Provate a parlare con Ben Chasny aka Six Organs Of Admittance e vi troverete, molto probabilmente invischiati in un’animosa discussione su cosa è folk e cosa è rock, e in quale delle due partizioni ricada la sua musica. Lui sosterrebbe con forza che “School of the Flower”, così come i 6 precedenti, condivida lo stesso feeling e lo stesso sound di un qualsiasi album dei Led Zeppelin, e penso che nessuno concorderebbe, se si vuol intendere il verbo folk come indissolubilmente legato a campagne ed altri contesti arboricoli.
Altra cosa sono infatti, almeno a livello di “ideologia” retrostante, le “acide scampagnate” psych-space-folk cui capita talvolta di partecipare e a guida di una delle quali è stavolta Chasny. Il feeling è infatti quello visionario e arcano delle divagazioni krautike di 30 e passa anni fa, tendenzialmente in linea quindi con il sentire che ha animato le frange più dure e lisergiche del rock di quei tempi. Prove di questa estraneità al contesto strettamente folk sono anche le apparizioni di Ben in dischi di Comets On Fire e Residual Echoes (acid-rock duro i primi, collage musicale pazzesco i secondi), l’uscita di buona parte dei precedenti dischi su Holy Mountain (label dedita perlopiù a stoner e dintorni) e la presenza di Chris Corsano (batterista free jazz) di questo album (il primo su Drag City), dal cui concreto ascolto emergono ulteriori elementi.

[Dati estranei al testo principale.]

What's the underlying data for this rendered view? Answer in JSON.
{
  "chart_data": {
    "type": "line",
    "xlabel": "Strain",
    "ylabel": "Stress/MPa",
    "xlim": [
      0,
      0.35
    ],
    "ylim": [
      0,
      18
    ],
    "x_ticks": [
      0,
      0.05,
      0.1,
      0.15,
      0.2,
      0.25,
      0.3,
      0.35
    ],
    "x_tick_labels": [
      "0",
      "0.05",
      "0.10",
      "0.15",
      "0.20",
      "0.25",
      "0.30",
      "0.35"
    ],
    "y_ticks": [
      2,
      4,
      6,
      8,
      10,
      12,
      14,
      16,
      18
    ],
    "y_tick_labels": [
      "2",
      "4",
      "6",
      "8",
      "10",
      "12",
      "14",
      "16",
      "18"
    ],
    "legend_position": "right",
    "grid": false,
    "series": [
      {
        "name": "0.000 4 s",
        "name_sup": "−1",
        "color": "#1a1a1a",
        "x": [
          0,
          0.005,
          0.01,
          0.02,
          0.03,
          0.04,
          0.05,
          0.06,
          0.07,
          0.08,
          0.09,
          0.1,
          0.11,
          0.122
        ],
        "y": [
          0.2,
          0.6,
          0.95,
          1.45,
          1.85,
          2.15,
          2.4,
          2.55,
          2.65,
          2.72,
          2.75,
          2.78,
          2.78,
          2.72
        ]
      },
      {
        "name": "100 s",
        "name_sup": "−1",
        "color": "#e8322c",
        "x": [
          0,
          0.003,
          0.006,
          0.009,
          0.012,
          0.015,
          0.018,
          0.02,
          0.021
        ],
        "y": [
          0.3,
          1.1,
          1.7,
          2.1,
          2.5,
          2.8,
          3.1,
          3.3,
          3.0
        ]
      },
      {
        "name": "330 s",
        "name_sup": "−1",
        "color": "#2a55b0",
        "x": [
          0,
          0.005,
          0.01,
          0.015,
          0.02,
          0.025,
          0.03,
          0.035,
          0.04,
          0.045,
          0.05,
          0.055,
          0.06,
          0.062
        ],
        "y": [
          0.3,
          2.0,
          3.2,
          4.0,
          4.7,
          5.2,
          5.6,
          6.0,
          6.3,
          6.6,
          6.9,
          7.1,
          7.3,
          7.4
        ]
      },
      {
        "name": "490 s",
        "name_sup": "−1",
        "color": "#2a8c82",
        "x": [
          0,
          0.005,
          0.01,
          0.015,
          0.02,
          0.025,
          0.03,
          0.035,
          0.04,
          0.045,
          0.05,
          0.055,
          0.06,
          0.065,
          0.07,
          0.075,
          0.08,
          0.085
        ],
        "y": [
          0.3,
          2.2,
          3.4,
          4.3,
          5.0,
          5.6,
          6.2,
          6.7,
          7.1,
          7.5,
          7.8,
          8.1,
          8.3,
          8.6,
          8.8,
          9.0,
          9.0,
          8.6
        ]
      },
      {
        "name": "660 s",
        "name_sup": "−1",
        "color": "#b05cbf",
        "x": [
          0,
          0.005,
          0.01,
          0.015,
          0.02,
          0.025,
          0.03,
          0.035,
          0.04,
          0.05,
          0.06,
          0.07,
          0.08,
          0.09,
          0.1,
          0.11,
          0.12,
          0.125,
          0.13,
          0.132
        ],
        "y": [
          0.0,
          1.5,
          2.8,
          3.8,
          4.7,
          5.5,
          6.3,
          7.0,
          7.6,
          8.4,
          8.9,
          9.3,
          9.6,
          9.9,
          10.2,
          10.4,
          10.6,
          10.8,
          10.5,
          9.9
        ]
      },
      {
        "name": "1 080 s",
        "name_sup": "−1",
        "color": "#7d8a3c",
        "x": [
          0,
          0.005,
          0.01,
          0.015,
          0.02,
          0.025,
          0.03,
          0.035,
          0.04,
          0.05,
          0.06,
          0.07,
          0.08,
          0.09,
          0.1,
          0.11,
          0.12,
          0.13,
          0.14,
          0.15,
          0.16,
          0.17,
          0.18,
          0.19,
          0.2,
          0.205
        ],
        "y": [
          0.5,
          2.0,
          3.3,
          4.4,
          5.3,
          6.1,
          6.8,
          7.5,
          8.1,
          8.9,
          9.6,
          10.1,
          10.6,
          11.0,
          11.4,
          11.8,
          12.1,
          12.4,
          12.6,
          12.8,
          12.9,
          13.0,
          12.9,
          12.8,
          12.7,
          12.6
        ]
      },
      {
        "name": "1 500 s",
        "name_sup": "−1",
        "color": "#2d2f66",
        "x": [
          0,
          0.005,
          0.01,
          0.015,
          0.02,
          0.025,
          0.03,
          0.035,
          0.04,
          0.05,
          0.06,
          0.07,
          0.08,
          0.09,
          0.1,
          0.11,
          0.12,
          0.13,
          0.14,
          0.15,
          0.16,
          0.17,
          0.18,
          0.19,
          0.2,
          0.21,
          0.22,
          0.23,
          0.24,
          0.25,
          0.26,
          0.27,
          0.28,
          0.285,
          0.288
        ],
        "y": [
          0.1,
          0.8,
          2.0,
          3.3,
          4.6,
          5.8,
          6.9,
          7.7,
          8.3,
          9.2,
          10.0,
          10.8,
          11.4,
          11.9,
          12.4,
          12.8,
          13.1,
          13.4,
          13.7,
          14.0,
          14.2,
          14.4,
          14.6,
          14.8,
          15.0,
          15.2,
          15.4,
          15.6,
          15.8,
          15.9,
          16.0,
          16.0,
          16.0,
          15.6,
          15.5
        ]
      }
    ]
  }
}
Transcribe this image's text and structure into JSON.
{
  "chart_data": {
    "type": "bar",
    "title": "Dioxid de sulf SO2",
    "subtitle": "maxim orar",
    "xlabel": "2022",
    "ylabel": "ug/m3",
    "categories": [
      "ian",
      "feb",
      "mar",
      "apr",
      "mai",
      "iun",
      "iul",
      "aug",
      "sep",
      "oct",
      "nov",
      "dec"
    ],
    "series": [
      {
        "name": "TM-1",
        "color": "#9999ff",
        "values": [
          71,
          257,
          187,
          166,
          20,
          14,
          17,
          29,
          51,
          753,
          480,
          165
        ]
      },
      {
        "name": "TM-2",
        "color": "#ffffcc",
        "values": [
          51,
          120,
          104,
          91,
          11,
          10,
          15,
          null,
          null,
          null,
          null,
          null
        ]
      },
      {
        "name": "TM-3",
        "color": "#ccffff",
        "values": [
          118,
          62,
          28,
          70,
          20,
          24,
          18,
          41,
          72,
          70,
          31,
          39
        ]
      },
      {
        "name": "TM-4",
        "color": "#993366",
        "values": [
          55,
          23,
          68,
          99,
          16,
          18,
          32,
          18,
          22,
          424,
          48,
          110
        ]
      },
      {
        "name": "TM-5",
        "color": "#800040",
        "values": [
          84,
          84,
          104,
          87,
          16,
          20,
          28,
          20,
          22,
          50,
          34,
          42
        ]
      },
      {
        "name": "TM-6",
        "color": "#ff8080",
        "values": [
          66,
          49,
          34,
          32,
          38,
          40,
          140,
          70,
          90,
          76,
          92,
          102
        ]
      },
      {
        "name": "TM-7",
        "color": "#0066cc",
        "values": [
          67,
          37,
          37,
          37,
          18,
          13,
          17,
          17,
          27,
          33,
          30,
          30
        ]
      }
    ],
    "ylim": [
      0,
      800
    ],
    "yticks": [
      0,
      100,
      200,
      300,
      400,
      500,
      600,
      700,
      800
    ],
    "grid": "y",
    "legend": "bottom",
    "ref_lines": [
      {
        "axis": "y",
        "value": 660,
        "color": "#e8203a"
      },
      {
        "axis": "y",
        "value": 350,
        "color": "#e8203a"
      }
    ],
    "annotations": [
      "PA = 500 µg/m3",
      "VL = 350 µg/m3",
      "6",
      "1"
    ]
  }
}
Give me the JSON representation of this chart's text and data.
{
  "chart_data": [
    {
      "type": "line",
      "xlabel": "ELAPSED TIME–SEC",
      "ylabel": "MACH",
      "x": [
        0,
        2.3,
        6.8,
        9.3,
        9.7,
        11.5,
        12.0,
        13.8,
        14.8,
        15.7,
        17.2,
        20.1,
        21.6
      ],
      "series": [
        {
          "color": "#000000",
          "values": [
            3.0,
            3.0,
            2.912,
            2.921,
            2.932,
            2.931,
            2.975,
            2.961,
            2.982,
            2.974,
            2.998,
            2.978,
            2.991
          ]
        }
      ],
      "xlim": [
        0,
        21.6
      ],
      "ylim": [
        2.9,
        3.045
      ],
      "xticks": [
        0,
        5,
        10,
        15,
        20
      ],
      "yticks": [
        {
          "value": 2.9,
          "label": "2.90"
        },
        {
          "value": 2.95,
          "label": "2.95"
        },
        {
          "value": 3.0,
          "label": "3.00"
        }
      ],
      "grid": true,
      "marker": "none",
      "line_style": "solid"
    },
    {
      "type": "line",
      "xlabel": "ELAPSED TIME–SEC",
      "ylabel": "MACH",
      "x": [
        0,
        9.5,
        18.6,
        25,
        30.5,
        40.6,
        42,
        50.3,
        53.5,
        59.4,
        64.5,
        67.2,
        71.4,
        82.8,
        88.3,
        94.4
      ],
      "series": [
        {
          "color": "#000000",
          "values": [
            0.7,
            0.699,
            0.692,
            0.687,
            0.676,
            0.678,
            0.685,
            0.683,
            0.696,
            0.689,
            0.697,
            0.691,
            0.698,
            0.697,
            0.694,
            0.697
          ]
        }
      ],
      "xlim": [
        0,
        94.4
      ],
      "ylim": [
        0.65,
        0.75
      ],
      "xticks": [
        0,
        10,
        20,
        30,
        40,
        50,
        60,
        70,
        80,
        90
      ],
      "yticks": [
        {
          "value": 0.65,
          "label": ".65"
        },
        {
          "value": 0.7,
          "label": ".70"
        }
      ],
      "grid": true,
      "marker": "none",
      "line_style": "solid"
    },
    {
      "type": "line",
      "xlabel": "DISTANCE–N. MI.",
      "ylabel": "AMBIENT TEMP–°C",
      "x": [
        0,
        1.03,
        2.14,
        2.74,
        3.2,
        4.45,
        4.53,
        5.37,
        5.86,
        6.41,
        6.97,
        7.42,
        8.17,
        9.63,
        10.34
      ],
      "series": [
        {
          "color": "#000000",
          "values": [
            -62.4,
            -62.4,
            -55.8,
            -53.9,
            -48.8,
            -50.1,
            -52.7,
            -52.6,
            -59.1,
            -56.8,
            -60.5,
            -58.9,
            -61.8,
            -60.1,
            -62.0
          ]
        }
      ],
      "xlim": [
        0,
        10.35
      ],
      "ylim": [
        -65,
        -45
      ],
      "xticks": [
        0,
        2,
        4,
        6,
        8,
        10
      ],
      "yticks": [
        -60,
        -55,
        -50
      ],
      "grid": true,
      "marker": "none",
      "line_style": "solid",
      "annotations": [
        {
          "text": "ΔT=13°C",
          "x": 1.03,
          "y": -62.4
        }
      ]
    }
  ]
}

Innanzitutto il turbinio cosmico posto a preludio dell’iniziale ‘Eight Cognition’, in cui i drone chitarristici di Chasny vengono fatti decollare dal convulso drumming di Corsano. Per non parlare di una registrazione rimaneggiata, che contribuisce a rendere il sound più “remoto”, del fragile falsetto di Ben e della title-track condotta per mano, per tutti gli oltre 13 minuti di durata, da un ipnotico raga acustico che cresce sempre più, infarcito di chitarra distorta e furiose picchiate di tamburi, fino a una sorta di catarsi noise. Meglio sarebbe parlare di quiet rock con qualcosa di sinistro e deviato che cova sotto, quindi. E allora possiamo anche dar retta a Ben quando esclama “fuck folk – love music!”.